Images of suffering spur political action to solve suffering

 

Kozol, Professor of Women’s Studies, 2004 [Wendy, “Domesticating NATO’s War in Kosovo/a,†Meridians: Feminism, Race, Transnationalism, 4.2]

There is, moreover, the risk of American news media turning to another story if violence and suffering are not visualized. News media's short attention span, with an insatiable appetite for new pictures, means that reporters and photographers quickly turn to the latest events. Despite the risks of voyeurism and spectacle, we may want the cameras to keep their gaze on a crisis. Pictures of victims, especially of children, have been successful at bringing world attention to human rights abuses and the sufferings of victimized populations. The political effectiveness of depicting victims of state violence and brutality cannot be underestimated. Attention to the intifada in the Occupied Palestinian Territories, for instance, took on new urgency (at least for a time) in the United States on September 30, 2000, when the New York Times featured a photograph of a Palestinian father, Jamal Dura, and his son, Mohammed Dura, huddled against a wall. The caption explained that the boy was killed right after the photograph was taken. Certainly, viewers are asked for their sympathy within a framework that secures ideals of heteronormative domesticity. This ideal also mediates the racialized representations of Palestinian men as terrorists that typically appear in the U.S. media. Alone, the father could be figured as a terrorist. Even the boy could look threatening in another context. But, as father and son, within the narrative framework of traumatic loss, the Palestinian cause is momentarily (for this narrative is rarely seen) figured as innocent victims. Again, we can see the process of domesticating alterity whereby heteronormative ideals sympathetically frame the otherness of the Palestinians.
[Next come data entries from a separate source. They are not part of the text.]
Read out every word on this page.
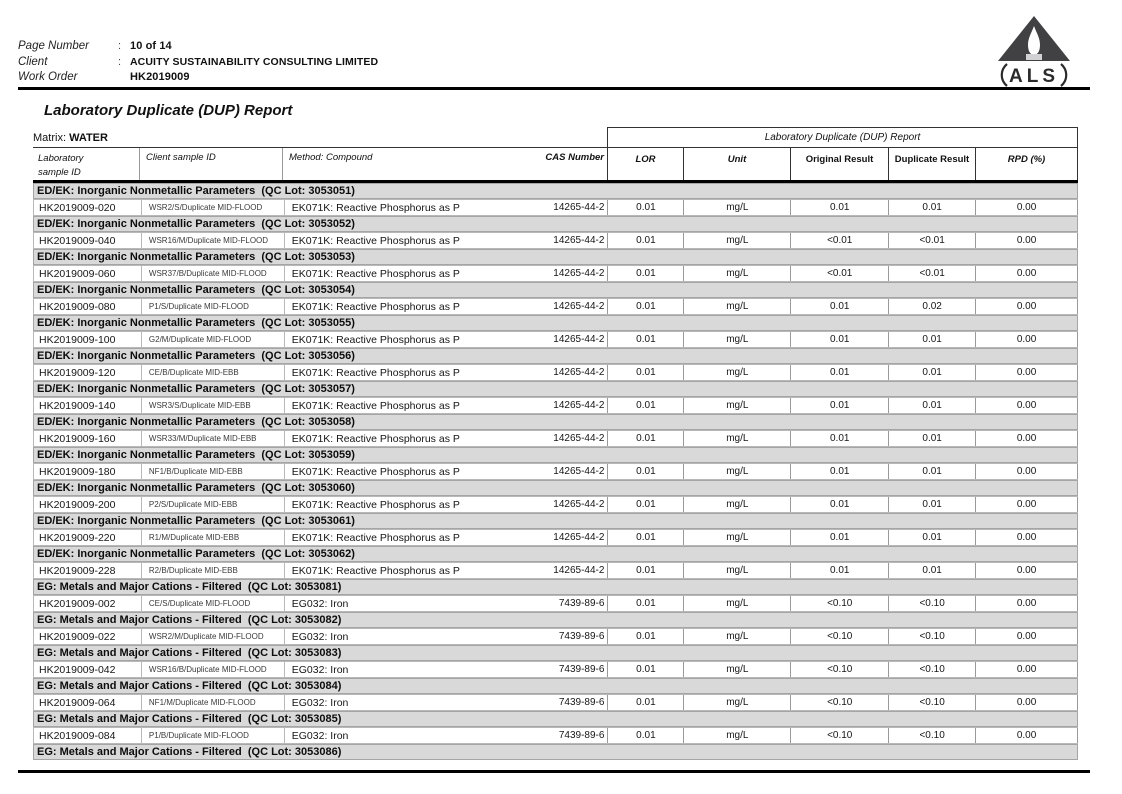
Page Number	: 10 of 14
Client	: ACUITY SUSTAINABILITY CONSULTING LIMITED
Work Order	HK2019009	ALS
Laboratory Duplicate (DUP) Report
Matrix: WATER	Laboratory Duplicate (DUP) Report
Laboratory
sample ID
Client sample ID	Method: Compound	CAS Number	LOR	Unit	Original Result	Duplicate Result	RPD (%)
ED/EK: Inorganic Nonmetallic Parameters  (QC Lot: 3053051)
HK2019009-020	WSR2/S/Duplicate MID-FLOOD	EK071K: Reactive Phosphorus as P	14265-44-2	0.01	mg/L	0.01	0.01	0.00
ED/EK: Inorganic Nonmetallic Parameters  (QC Lot: 3053052)
HK2019009-040	WSR16/M/Duplicate MID-FLOOD	EK071K: Reactive Phosphorus as P	14265-44-2	0.01	mg/L	<0.01	<0.01	0.00
ED/EK: Inorganic Nonmetallic Parameters  (QC Lot: 3053053)
HK2019009-060	WSR37/B/Duplicate MID-FLOOD	EK071K: Reactive Phosphorus as P	14265-44-2	0.01	mg/L	<0.01	<0.01	0.00
ED/EK: Inorganic Nonmetallic Parameters  (QC Lot: 3053054)
HK2019009-080	P1/S/Duplicate MID-FLOOD	EK071K: Reactive Phosphorus as P	14265-44-2	0.01	mg/L	0.01	0.02	0.00
ED/EK: Inorganic Nonmetallic Parameters  (QC Lot: 3053055)
HK2019009-100	G2/M/Duplicate MID-FLOOD	EK071K: Reactive Phosphorus as P	14265-44-2	0.01	mg/L	0.01	0.01	0.00
ED/EK: Inorganic Nonmetallic Parameters  (QC Lot: 3053056)
HK2019009-120	CE/B/Duplicate MID-EBB	EK071K: Reactive Phosphorus as P	14265-44-2	0.01	mg/L	0.01	0.01	0.00
ED/EK: Inorganic Nonmetallic Parameters  (QC Lot: 3053057)
HK2019009-140	WSR3/S/Duplicate MID-EBB	EK071K: Reactive Phosphorus as P	14265-44-2	0.01	mg/L	0.01	0.01	0.00
ED/EK: Inorganic Nonmetallic Parameters  (QC Lot: 3053058)
HK2019009-160	WSR33/M/Duplicate MID-EBB	EK071K: Reactive Phosphorus as P	14265-44-2	0.01	mg/L	0.01	0.01	0.00
ED/EK: Inorganic Nonmetallic Parameters  (QC Lot: 3053059)
HK2019009-180	NF1/B/Duplicate MID-EBB	EK071K: Reactive Phosphorus as P	14265-44-2	0.01	mg/L	0.01	0.01	0.00
ED/EK: Inorganic Nonmetallic Parameters  (QC Lot: 3053060)
HK2019009-200	P2/S/Duplicate MID-EBB	EK071K: Reactive Phosphorus as P	14265-44-2	0.01	mg/L	0.01	0.01	0.00
ED/EK: Inorganic Nonmetallic Parameters  (QC Lot: 3053061)
HK2019009-220	R1/M/Duplicate MID-EBB	EK071K: Reactive Phosphorus as P	14265-44-2	0.01	mg/L	0.01	0.01	0.00
ED/EK: Inorganic Nonmetallic Parameters  (QC Lot: 3053062)
HK2019009-228	R2/B/Duplicate MID-EBB	EK071K: Reactive Phosphorus as P	14265-44-2	0.01	mg/L	0.01	0.01	0.00
EG: Metals and Major Cations - Filtered  (QC Lot: 3053081)
HK2019009-002	CE/S/Duplicate MID-FLOOD	EG032: Iron	7439-89-6	0.01	mg/L	<0.10	<0.10	0.00
EG: Metals and Major Cations - Filtered  (QC Lot: 3053082)
HK2019009-022	WSR2/M/Duplicate MID-FLOOD	EG032: Iron	7439-89-6	0.01	mg/L	<0.10	<0.10	0.00
EG: Metals and Major Cations - Filtered  (QC Lot: 3053083)
HK2019009-042	WSR16/B/Duplicate MID-FLOOD	EG032: Iron	7439-89-6	0.01	mg/L	<0.10	<0.10	0.00
EG: Metals and Major Cations - Filtered  (QC Lot: 3053084)
HK2019009-064	NF1/M/Duplicate MID-FLOOD	EG032: Iron	7439-89-6	0.01	mg/L	<0.10	<0.10	0.00
EG: Metals and Major Cations - Filtered  (QC Lot: 3053085)
HK2019009-084	P1/B/Duplicate MID-FLOOD	EG032: Iron	7439-89-6	0.01	mg/L	<0.10	<0.10	0.00
EG: Metals and Major Cations - Filtered  (QC Lot: 3053086)
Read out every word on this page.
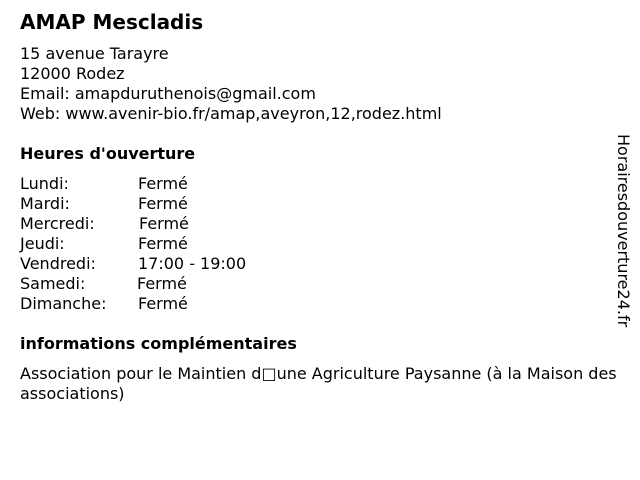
AMAP Mescladis
15 avenue Tarayre
12000 Rodez
Email: amapduruthenois@gmail.com
Web: www.avenir-bio.fr/amap,aveyron,12,rodez.html
Heures d'ouverture
Lundi:	Fermé
Mardi:	Fermé
Mercredi:	Fermé
Jeudi:	Fermé
Vendredi:	17:00 - 19:00
Samedi:	Fermé
Dimanche: Fermé
informations complémentaires
Association pour le Maintien d□une Agriculture Paysanne (à la Maison des associations)
Horairesdouverture24.fr
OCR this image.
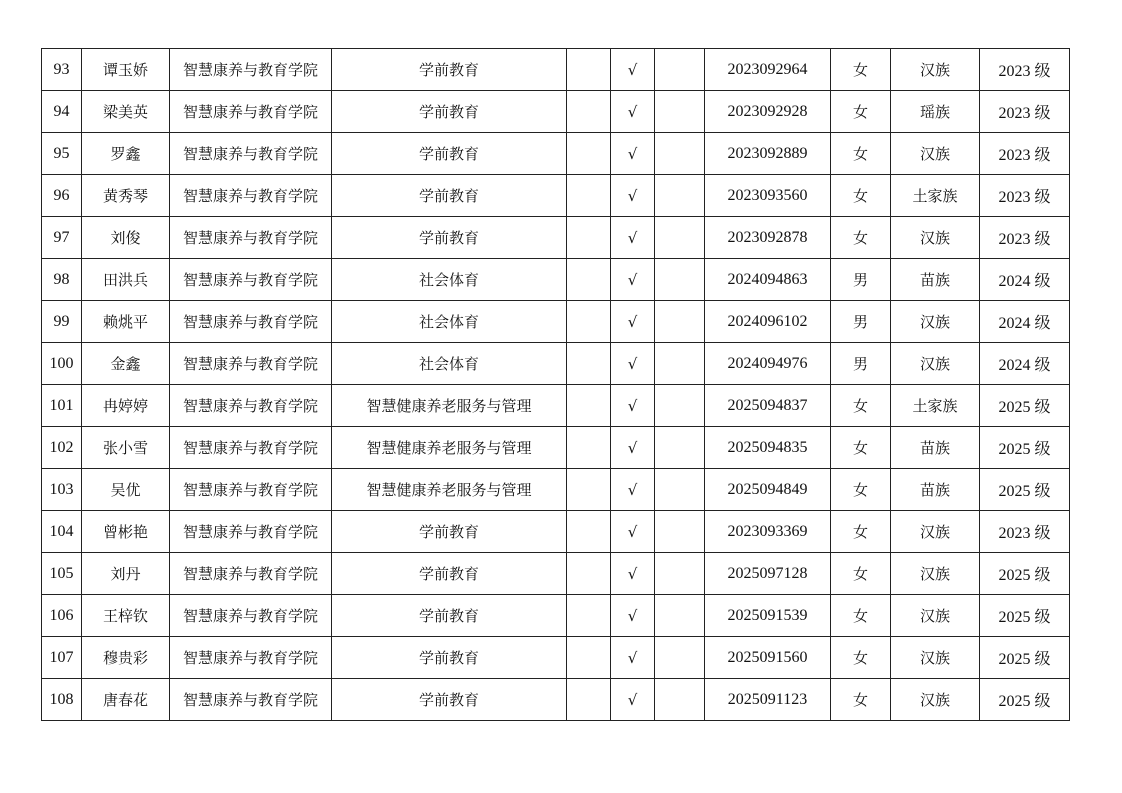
93	谭玉娇	智慧康养与教育学院	学前教育		√		2023092964	女	汉族	2023 级
94	梁美英	智慧康养与教育学院	学前教育		√		2023092928	女	瑶族	2023 级
95	罗鑫	智慧康养与教育学院	学前教育		√		2023092889	女	汉族	2023 级
96	黄秀琴	智慧康养与教育学院	学前教育		√		2023093560	女	土家族	2023 级
97	刘俊	智慧康养与教育学院	学前教育		√		2023092878	女	汉族	2023 级
98	田洪兵	智慧康养与教育学院	社会体育		√		2024094863	男	苗族	2024 级
99	赖烑平	智慧康养与教育学院	社会体育		√		2024096102	男	汉族	2024 级
100	金鑫	智慧康养与教育学院	社会体育		√		2024094976	男	汉族	2024 级
101	冉婷婷	智慧康养与教育学院	智慧健康养老服务与管理		√		2025094837	女	土家族	2025 级
102	张小雪	智慧康养与教育学院	智慧健康养老服务与管理		√		2025094835	女	苗族	2025 级
103	吴优	智慧康养与教育学院	智慧健康养老服务与管理		√		2025094849	女	苗族	2025 级
104	曾彬艳	智慧康养与教育学院	学前教育		√		2023093369	女	汉族	2023 级
105	刘丹	智慧康养与教育学院	学前教育		√		2025097128	女	汉族	2025 级
106	王梓钦	智慧康养与教育学院	学前教育		√		2025091539	女	汉族	2025 级
107	穆贵彩	智慧康养与教育学院	学前教育		√		2025091560	女	汉族	2025 级
108	唐春花	智慧康养与教育学院	学前教育		√		2025091123	女	汉族	2025 级
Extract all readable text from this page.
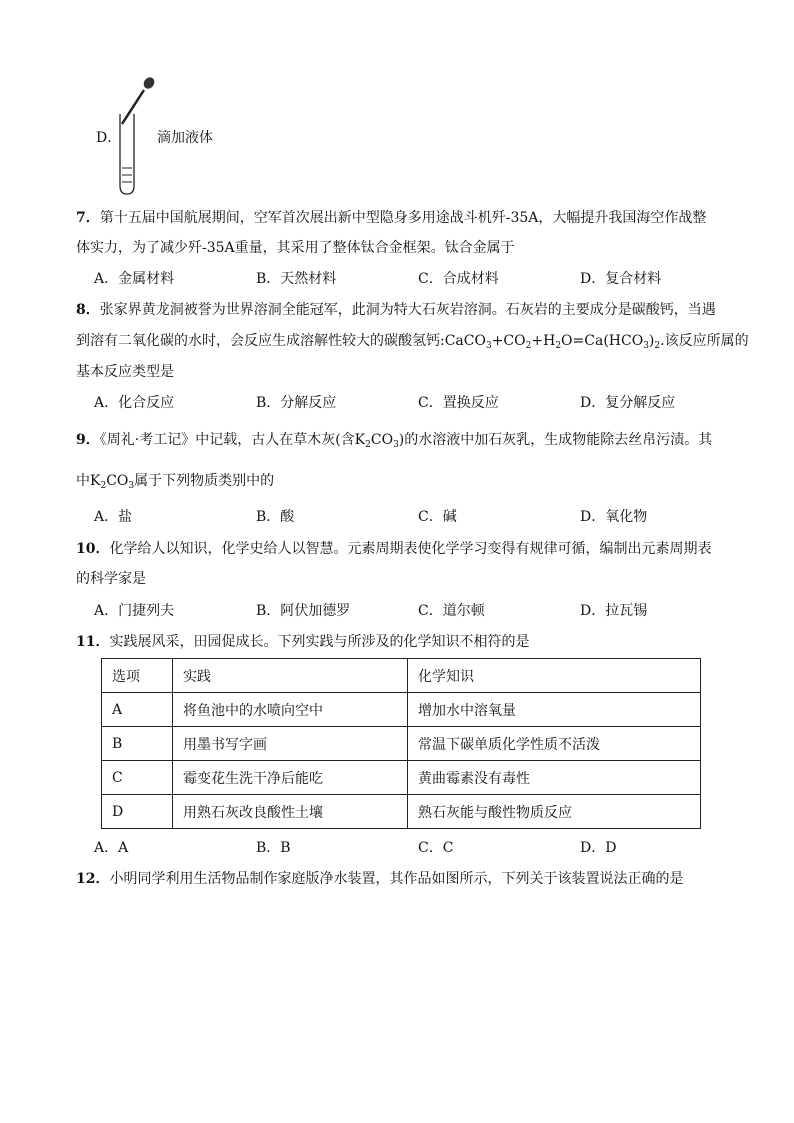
D．	滴加液体
7．第十五届中国航展期间，空军首次展出新中型隐身多用途战斗机歼-35A，大幅提升我国海空作战整
体实力，为了减少歼-35A重量，其采用了整体钛合金框架。钛合金属于
A．金属材料	B．天然材料	C．合成材料	D．复合材料
8．张家界黄龙洞被誉为世界溶洞全能冠军，此洞为特大石灰岩溶洞。石灰岩的主要成分是碳酸钙，当遇
到溶有二氧化碳的水时，会反应生成溶解性较大的碳酸氢钙$:CaCO_3+CO_2+H_2O=Ca(HCO_3)_2$.该反应所属的
基本反应类型是
A．化合反应	B．分解反应	C．置换反应	D．复分解反应
9．《周礼·考工记》中记载，古人在草木灰(含$K_2CO_3$)的水溶液中加石灰乳，生成物能除去丝帛污渍。其
中$K_2CO_3$属于下列物质类别中的
A．盐	B．酸	C．碱	D．氧化物
10．化学给人以知识，化学史给人以智慧。元素周期表使化学学习变得有规律可循，编制出元素周期表
的科学家是
A．门捷列夫	B．阿伏加德罗	C．道尔顿	D．拉瓦锡
11．实践展风采，田园促成长。下列实践与所涉及的化学知识不相符的是
选项	实践	化学知识
A	将鱼池中的水喷向空中	增加水中溶氧量
B	用墨书写字画	常温下碳单质化学性质不活泼
C	霉变花生洗干净后能吃	黄曲霉素没有毒性
D	用熟石灰改良酸性土壤	熟石灰能与酸性物质反应
A．A	B．B	C．C	D．D
12．小明同学利用生活物品制作家庭版净水装置，其作品如图所示，下列关于该装置说法正确的是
International attention in response to this publicity demonstrated how effective visual images can be in political struggles. Hasso argues that the value in such photographs lies as much in their repetition as in their content. The web-based worldwide distribution of the video of this scene created its own visibility of the [End Page 31] conflict, and for a moment at least, provided a narrative counter to the dominant frameworks offered by the American media as well as U.S. and Israeli government officials.